The job market throughout the United States is on fire, soaring to nearly a million job openings in April, which set a record for the highest overall number recorded in a single month since the Bureau of Labor Statistics started tracking this data in 2000 at 9.3 million new positions.
The demand for workers is higher than ever as companies continue to brace themselves for a busy summer. Despite the uptick in new job openings, however, many workers don’t exactly seem ready to come back to the workforce. Although job openings have risen, American employers hired just 6.1 million people in April and May- a slight rise from March but left millions of jobs unfilled.
The report from the Bureau of Labor Statistics adds to evidence that the jobs reports in the past couple months has partially reflected current labor supply constraints. There are many critics of the high unemployment benefits and aid given due to the pandemic and that it has been keeping people at home and removing their incentive to find employment, but prospective employees have also been balancing health risks and childcare responsibilities in many cases, as many schools never fully reopened across the country and summer break has quickly descended upon us. Companies throughout the country are now raising their minimum salaries and creating new incentives to attract workers, however.
The rate at which workers quit their jobs, a sign of confidence in the job market, also rose to a record high in April, and the rate at which workers were laid off fell to a record low, the report from the BLS stated. Some employers who have found workers are now reporting serious problems in keeping them — quits rates have risen to 2.7% in the month or 4 million. This increase was mostly carried due to the significant increase in quits rates in the retail industry, as well as professional and business services. The layoffs rate simultaneously fell to a low of 1%, according to the report.
While demand for labor is rising significantly in the service sector, it is starting to slow down in other sectors. Employers in the food services industry added the most open positions at nearly 350,000 as restaurants return to full, normal services and mask mandates have slowly been lifted, whereas job openings in educational services, mining, logging, and construction have started to decline sharply.

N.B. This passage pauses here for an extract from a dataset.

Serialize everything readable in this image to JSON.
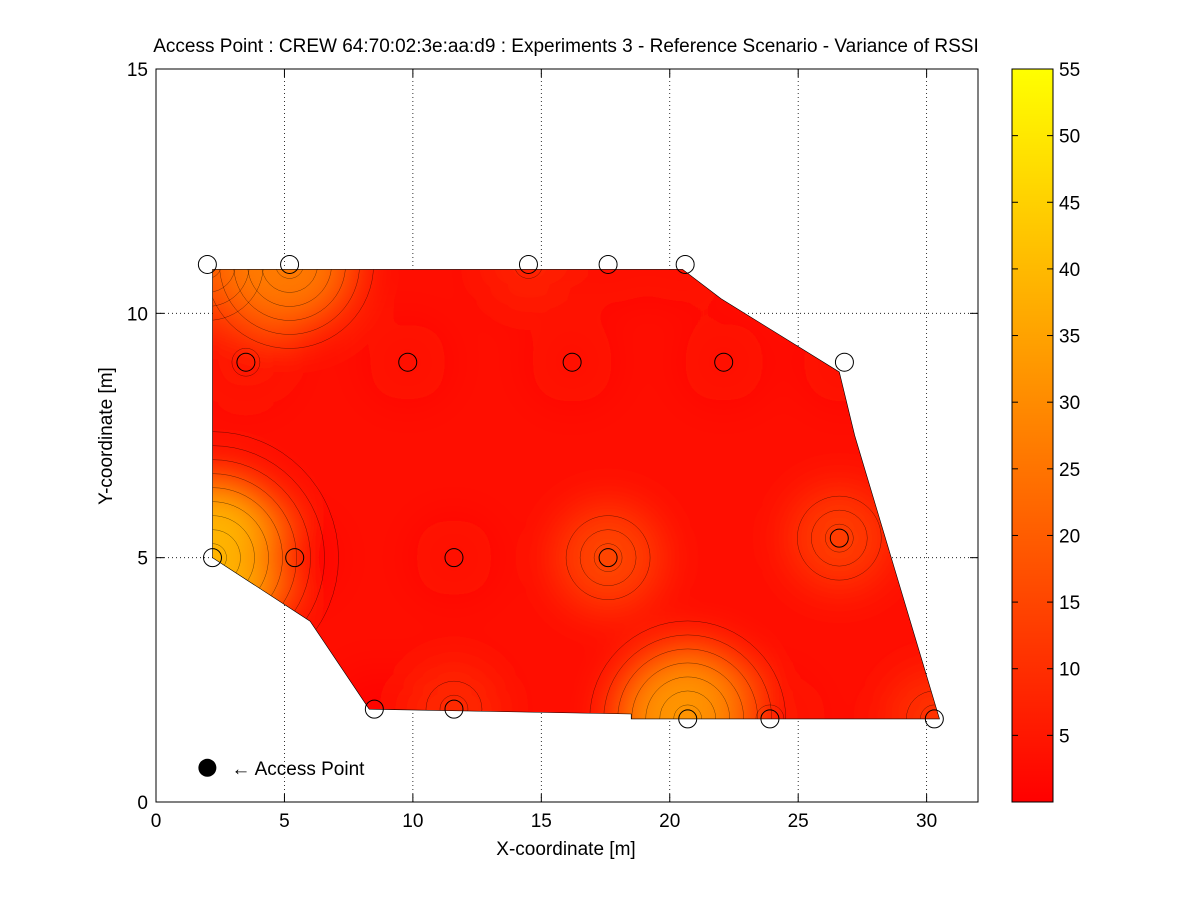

Some of those sectors were among the first to bounce back and return to pre-pandemic levels of operations and job openings last year. The jobs report data also indicated that openings for retail jobs nearly held steady last month after strong gains earlier in the year. These trends suggest that the broad resurgence in demand for labor is reaching a limit in some of the initial sectors where demand returned once the pandemic slowed down.
The labor market is on the right track, but there are still millions of workers yet to be included in the economic recovery. The nation’s unemployment rate was 5.8 percent in the month of May. That compares to 3.5 percent unemployment in February 2020 — right before the coronavirus pandemic struck — when some 5.7 million workers were without jobs.